Brand ambassadors also shouldn’t be allowed to stir the pot on the brand’s behalf, says Fahn. That’s was Seibert seemed to do the day after The New York Times ran a story that suggested FlyNYON knew about significant safety risks before the crash. Seibert trolled the paper by posting an image of The New York Times building in Times Square (which has long since ceased to be its headquarters).

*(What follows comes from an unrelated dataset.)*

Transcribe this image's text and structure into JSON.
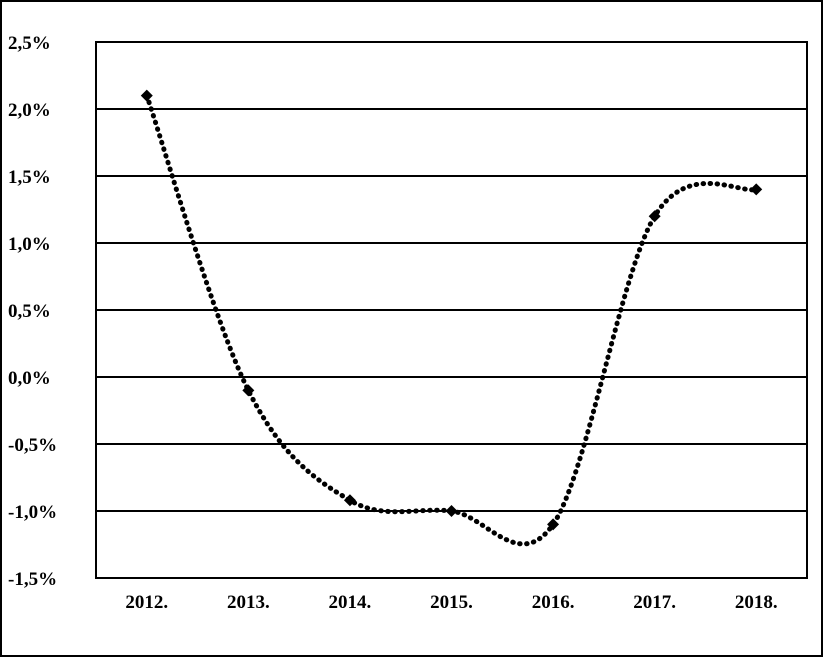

In his post, Seibert described the Times piece as “filled with half truths, misquotes, and deliberate omissions of of [sic] quotes.” He not only didn’t offer examples or counter fact, he again did not identify himself as a paid ambassador. (FlyNYON’s own account lambasted the Times piece as “#fakenews” and the company sent a helicopter to hover menacingly above the Times building while live-streaming video of it on its Instagram account.)
FlyNYON possibly executed its own FTC violations by actively using its ambassadors in its post-crash social media strategy, posting their passionate testimonials without identifying them as paid partners. It’s unclear whether the company encouraged—or even instructed—its ambassadors to post in the fashion they did, and there’s no way to directly know because FlyNYON did not respond to requests for comment to this story. Doing so could be even more problematic, according to Brown, though nothing may actually come of it officially. “If we’re dealing with ‘astroturfing’—a PR campaign masquerading as genuine grassroots comments—that’s something that could get the attention of the FTC,” he says. “But with limited resources and competing priorities, I wouldn’t bet they’ll take action here.”
In the aftermath of the social media campaign, FlyNYON’s influencers worked to cover the tracks. Defensive and combative comments and posts relating to the accident have by now mostly been deleted by the ambassadors or by FlyNYON (some in the wake of negative public reaction to the defensiveness posturing, others immediately after individuals were contacted for this story). Similarly, some of the ambassadors mentioned in this story have since revised their Instagram bios to reflect the nature of their paid relationship to the company. They still don’t appear to be clarifying their relationships in captions or comments that endorse it.
Elsewhere, Brown notes that social media influencers in general are finally starting to pay attention to the rules as laid out by the FTC. But that may be due to a shift in social acceptance rather than a bear hug of transparency. “The #sponsored and #ad hashtag are no longer seen as jarring, and have become part of the social media fabric,” Brown says. Some influencers are even acknowledging there’s value—a “badge of honor”—in a formal, declared relationship with a prominent brand, he added.
Still, when a serious crisis does strike, it might be wise to follow the lead of some of the FlyNYON ambassadors who managed to stay out of the post-crash limelight entirely. Their strategy: Say nothing at all.